Reforma a la salud: Los patines otra vez

Alejandra Candia -La ministra de Salud entregó los principales lineamientos de la reforma que impulsará. El paralelo con la metáfora de los patines utilizada por el ex ministro Eyzaguirre resulta inevitable. Una vez más estamos frente a un sector con grandes deficiencias en el sistema público: listas de espera, deuda hospitalaria, falta de especialistas, incapacidad de ejecución de la inversión, etc.
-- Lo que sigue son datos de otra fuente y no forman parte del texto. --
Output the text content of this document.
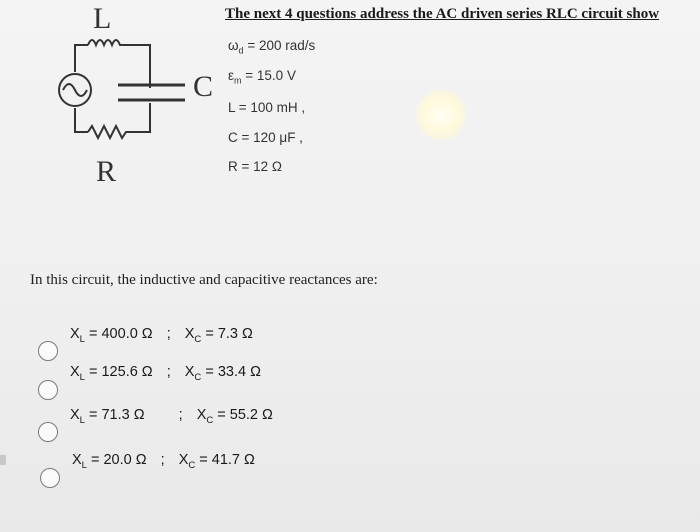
L
C
R
The next 4 questions address the AC driven series RLC circuit show
$\omega_d = 200$ rad/s
$\varepsilon_m = 15.0$ V
L = 100 mH ,
C = 120 μF ,
R = 12 Ω
In this circuit, the inductive and capacitive reactances are:
$X_L = 400.0$ Ω ; $X_C = 7.3$ Ω
$X_L = 125.6$ Ω ; $X_C = 33.4$ Ω
$X_L = 71.3$ Ω ; $X_C = 55.2$ Ω
$X_L = 20.0$ Ω ; $X_C = 41.7$ Ω
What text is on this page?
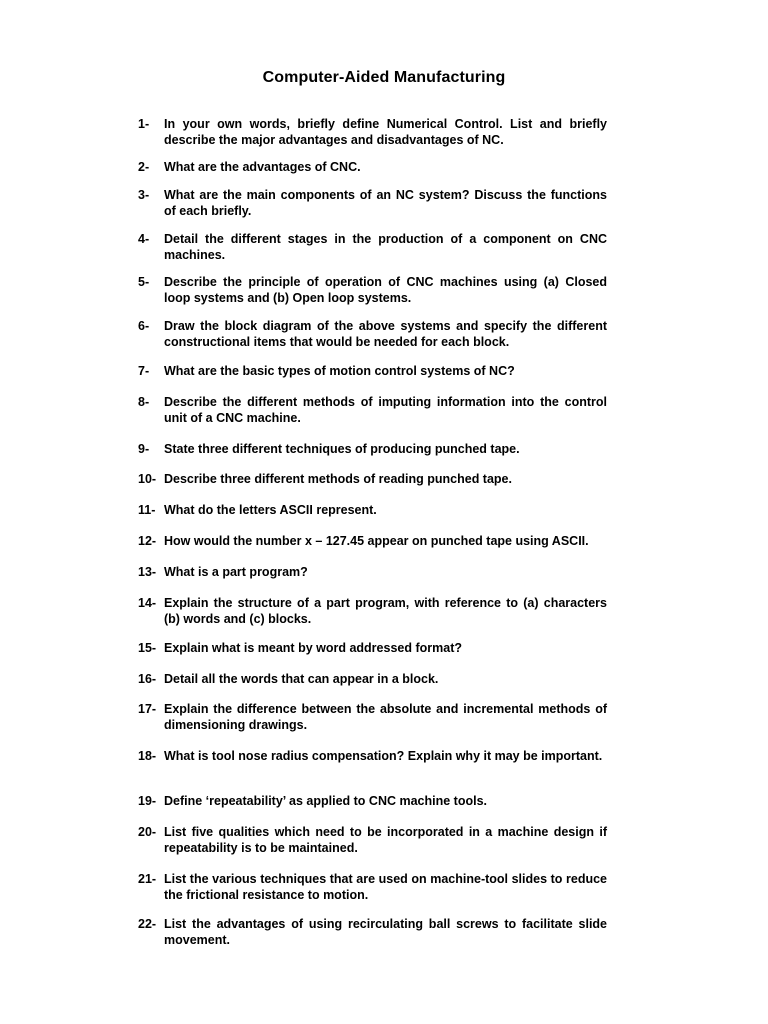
Computer-Aided Manufacturing
1-	In your own words, briefly define Numerical Control. List and briefly describe the major advantages and disadvantages of NC.
2-	What are the advantages of CNC.
3-	What are the main components of an NC system? Discuss the functions of each briefly.
4-	Detail the different stages in the production of a component on CNC machines.
5-	Describe the principle of operation of CNC machines using (a) Closed loop systems and (b) Open loop systems.
6-	Draw the block diagram of the above systems and specify the different constructional items that would be needed for each block.
7-	What are the basic types of motion control systems of NC?
8-	Describe the different methods of imputing information into the control unit of a CNC machine.
9-	State three different techniques of producing punched tape.
10- Describe three different methods of reading punched tape.
11- What do the letters ASCII represent.
12- How would the number x – 127.45 appear on punched tape using ASCII.
13- What is a part program?
14- Explain the structure of a part program, with reference to (a) characters (b) words and (c) blocks.
15- Explain what is meant by word addressed format?
16- Detail all the words that can appear in a block.
17- Explain the difference between the absolute and incremental methods of dimensioning drawings.
18- What is tool nose radius compensation? Explain why it may be important.
19- Define ‘repeatability’ as applied to CNC machine tools.
20- List five qualities which need to be incorporated in a machine design if repeatability is to be maintained.
21- List the various techniques that are used on machine-tool slides to reduce the frictional resistance to motion.
22- List the advantages of using recirculating ball screws to facilitate slide movement.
Y una vez más también, a pesar de este negativo diagnóstico que afecta a más del 80% de la población, el gobierno centra su atención en reformar (“quitarle los patines”) al sector privado. Lamentablemente, al igual que en educación, con esta reforma todos podríamos quedar peor que antes.

La reforma busca eliminar el problema de comparar planes creando un plan único en salud, el cual en el caso de los privados se financiaría con su cotización. Mientras más prestaciones incluya este plan, más caro será, y en consecuencia, menor será el porcentaje de afiliados de isapre que podrá pagarlo. Menor aún, si además a la cotización se le extraerá una “tajada” para financiar el fondo mancomunado que se propone como componente “solidario” de la reforma. Este recorte (que aún no sabemos qué financiaría, pero que incluso podría ser creciente en el tiempo) no es sino un impuesto inexistente en el caso de Fonasa, puesto que en este caso la cotización se ve complementada con aporte fiscal en caso de no alcanzar para cubrir las prestaciones.

En suma, con la reforma los beneficiarios de isapre tendrían menos recursos para financiar un plan y  se podrían ver forzados a irse a Fonasa, desmejorando no sólo su situación actual, sino que la del ya colapsado sector público. Estimaciones utilizando Casen muestran que hoy hay más de 660 mil personas que aún perteneciendo a los tres primeros quintiles de la población decidieron voluntariamente escapar de las colas y afiliarse a una isapre. Ellos podrían ser los primeros perjudicados.

Por otra parte, existe consenso técnico en que podría crearse un fondo de compensación por riesgos interisapres para avanzar respecto de las preexistencias. Sin embargo, el gobierno propone terminar de golpe con la declaración de salud. Avanzar en esta línea sin corregir los problemas de oportunidad del sector público incentivaría a los asegurados por Fonasa a irse a las isapres a buscar las soluciones que el aparato estatal no les da, lo cual afectaría la calidad del sector privado, incluso pudiendo llevarlo a su desaparición.

Por último, se prohibiría toda forma de integración vertical, dando por hecho que la asociación entre prestadores y seguros privados resulta perjudicial para la población, aun cuando no existe evidencia clara que así sea en el caso chileno. Al menos la evidencia internacional la muestra como una alternativa para la contención de costos en salud, un fenómeno que cobra cada vez más relevancia en nuestro país.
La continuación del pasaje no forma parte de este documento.